Whitwell is advocating for the new ordinance for residents of north Jackson's high-end Avery Gardens neighborhood, which is already enclosed in a barrier, and only has one ungated entrance on County Line Road. Jackson residents do not use the enclosed neighborhood as a thoroughfare.
Mayor Harvey Johnson Jr. argues that gates delay city firefighters and police access to the sequestered community, and said such a gate could pose an insurance risk to cumbersome city or contracted vehicles, such as garbage trucks. He also said the gate may be a problem for city employees who must visit homes to read water meters.
Whitwell indicated that the gate idea is about more than traffic, however.
"There are neighborhoods all over the city that want this. They're begging for it," Whitwell said. "There are too many people right now just wandering around neighborhoods, or just driving through neighborhoods scoping out (burglary) opportunities, and we've got to be vigilant, and we've got to have our citizens feel safe. Whatever we can do to deter crime to be proactive is a good thing."
Critics argue that gated communities promote an enclave mentality that can result in urban fragmentation and separation. In the classic new-urbanist bible, "Suburban Nation: The Rise of Sprawl and the Decline of the American Dream" (North Point Press, 2000, $18), the authors warn that "gated pods" create "income-segregated housing," which too often contain the people "voting down necessary taxes" for inner-city needs, schools parks and maintenance of the public realm, such as infrastructure and roads.
"Meanwhile," the authors (including über-urbanist Andres Duany) point out, "these people often pay hundreds, sometimes thousands, of dollars a month to their homeowner's association to maintain their personal archipelago. The rest of the world is expected to take care of itself."
The homeowners' costs for construction and maintenance of the barrier could prove a burden to residents with lower incomes and could, therefore, promote a kind of community gentrification that encourages residents with incomes only above a certain level—or means that only the wealthy can afford the perceived luxury of a community gate.
Neighborhood designer and self-professed "New Urbanist" Susan Lunardini, who is also owner of Southern Consultants, said community gates can bring communities together rather than isolate them from the rest of the city.
"When MDOT temporarily blocked off my neighborhood to work on a Frontage Road project, it was the calmest time our neighborhood had. The children played in the street, and there was no fear of traffic causing problems," said Lunardini, who added that a gate without a pass code should adequately reduce both crime and traffic by imposing a delay before departure.
"If somebody knows they have a greater chance of being watched or photographed during their delay, it will act as a crime deterrent," she added.
Lunardini added that she opposes the idea of a homogenized gated neighborhood consisting of people with the same type of income—which critics say the ordinance could help create.

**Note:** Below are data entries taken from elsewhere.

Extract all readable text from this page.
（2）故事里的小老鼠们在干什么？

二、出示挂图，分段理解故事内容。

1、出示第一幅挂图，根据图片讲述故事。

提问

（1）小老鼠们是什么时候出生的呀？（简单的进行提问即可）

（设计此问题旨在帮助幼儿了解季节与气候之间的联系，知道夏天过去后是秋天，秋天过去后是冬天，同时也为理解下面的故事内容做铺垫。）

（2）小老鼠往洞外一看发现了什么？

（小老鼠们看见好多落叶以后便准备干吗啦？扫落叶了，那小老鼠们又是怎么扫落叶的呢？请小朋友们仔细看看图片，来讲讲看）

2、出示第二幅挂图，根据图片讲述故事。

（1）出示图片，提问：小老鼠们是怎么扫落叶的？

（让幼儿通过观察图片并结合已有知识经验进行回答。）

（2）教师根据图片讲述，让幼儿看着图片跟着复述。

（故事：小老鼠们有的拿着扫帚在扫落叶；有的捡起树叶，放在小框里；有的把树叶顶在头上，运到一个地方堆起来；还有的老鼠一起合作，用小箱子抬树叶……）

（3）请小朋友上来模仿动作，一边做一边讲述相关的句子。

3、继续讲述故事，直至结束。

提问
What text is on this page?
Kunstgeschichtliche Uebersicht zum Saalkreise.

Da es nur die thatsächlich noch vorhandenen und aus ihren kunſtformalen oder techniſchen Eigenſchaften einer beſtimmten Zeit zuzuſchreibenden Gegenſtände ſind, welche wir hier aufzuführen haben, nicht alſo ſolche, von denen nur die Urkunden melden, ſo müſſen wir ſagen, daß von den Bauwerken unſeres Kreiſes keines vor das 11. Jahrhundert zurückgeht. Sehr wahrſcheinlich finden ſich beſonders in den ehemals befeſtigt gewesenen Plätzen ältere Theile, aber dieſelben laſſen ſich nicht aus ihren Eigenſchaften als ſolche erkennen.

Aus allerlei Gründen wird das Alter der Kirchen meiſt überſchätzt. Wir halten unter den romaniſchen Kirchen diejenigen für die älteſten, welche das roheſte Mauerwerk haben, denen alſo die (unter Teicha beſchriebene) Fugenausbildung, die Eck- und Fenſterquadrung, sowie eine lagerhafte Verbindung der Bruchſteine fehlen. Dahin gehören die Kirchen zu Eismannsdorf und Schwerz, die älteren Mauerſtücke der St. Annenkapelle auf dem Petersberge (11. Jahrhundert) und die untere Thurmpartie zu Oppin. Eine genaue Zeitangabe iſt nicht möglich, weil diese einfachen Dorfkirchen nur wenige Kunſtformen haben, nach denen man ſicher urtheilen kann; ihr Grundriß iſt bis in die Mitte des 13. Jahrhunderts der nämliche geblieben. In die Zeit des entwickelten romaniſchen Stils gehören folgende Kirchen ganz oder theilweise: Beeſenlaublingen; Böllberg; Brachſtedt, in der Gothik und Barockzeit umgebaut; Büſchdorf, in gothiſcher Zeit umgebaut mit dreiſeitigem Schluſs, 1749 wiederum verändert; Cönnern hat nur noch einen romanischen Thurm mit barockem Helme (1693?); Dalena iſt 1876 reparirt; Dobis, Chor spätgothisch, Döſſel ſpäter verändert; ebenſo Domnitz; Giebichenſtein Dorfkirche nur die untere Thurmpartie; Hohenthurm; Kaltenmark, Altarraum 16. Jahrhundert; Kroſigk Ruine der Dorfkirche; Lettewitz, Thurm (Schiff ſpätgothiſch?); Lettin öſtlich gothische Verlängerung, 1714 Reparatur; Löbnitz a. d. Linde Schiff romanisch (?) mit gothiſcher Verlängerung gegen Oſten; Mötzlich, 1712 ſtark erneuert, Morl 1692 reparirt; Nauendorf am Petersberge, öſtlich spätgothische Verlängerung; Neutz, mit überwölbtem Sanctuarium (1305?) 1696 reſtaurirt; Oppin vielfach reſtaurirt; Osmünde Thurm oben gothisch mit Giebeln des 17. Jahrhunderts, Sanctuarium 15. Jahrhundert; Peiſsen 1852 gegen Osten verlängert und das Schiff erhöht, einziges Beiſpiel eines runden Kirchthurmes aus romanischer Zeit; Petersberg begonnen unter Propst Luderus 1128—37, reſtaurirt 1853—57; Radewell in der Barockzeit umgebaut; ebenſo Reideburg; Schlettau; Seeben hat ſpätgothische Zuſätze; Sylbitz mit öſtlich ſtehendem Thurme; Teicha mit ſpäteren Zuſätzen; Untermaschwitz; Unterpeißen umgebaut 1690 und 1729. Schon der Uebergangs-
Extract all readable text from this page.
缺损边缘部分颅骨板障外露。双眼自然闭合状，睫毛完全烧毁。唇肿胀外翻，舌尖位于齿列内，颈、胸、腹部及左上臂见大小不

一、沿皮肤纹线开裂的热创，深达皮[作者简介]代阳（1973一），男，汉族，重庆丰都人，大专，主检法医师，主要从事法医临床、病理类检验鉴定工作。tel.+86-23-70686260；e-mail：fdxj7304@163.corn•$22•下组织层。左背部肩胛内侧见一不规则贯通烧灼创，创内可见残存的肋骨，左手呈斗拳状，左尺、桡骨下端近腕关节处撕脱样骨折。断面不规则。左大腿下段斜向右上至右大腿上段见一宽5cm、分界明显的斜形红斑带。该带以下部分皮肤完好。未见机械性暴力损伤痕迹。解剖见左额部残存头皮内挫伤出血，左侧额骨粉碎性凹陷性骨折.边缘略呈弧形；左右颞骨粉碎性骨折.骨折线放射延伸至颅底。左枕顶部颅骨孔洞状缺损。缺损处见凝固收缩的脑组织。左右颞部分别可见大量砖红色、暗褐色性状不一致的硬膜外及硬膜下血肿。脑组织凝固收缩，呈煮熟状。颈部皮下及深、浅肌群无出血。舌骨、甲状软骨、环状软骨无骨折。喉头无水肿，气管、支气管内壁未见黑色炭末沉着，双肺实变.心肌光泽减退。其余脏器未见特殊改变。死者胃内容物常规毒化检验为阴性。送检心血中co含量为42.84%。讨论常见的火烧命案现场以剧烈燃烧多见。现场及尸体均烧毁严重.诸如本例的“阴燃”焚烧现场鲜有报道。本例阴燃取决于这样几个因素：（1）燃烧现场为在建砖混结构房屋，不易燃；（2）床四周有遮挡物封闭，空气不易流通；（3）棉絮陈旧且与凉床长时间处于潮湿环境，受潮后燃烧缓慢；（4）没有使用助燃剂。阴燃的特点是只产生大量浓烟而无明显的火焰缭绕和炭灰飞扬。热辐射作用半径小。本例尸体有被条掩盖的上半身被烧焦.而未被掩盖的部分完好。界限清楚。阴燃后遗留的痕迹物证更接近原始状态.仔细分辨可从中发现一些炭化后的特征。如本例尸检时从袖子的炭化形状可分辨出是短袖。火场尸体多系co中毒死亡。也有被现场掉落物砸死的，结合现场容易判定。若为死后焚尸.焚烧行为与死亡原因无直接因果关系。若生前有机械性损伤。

"Even though I think gates make safer neighborhoods, I'll never agree that a gated community should contain the same kind of people. I don't believe in separating young people from old people or rich people from poor. Society that works can't work like that," she said.
"Suburban Nation" warns about just such a "seccession of the successful," and details the harms to a city's sustainability that results from such tactics. "The unity of society is threatened not by the use of gates but by the uniformity and exclusivity of the people behind them," the authors warn.
Ward 2 Councilman Chokwe Lumumba said citizens behind the gates should adopt the costs for maintaining the gated roads, because the territory would no longer have easy public access.
"They're basically cutting off community circulation. The reason why we pave those roads are not just so they'll have good streets, but so that anybody in the city who wants to drive past there will have a good road to drive on," Lumumba said.
Lunardini said citizens should not have to adopt that financial responsibility. "They pay the same taxes they did before the gate went up, so they city should be responsible for the street, in my opinion," she said.
If the ordinance passes, however, it would be open to other neighborhoods on Plantation Boulevard and similar streets, which drivers occasionally use as an alternative route when traffic on County Line Road becomes congested.
Council President Frank Bluntson put the ordinance into the Council's Planning Committee with no discussion.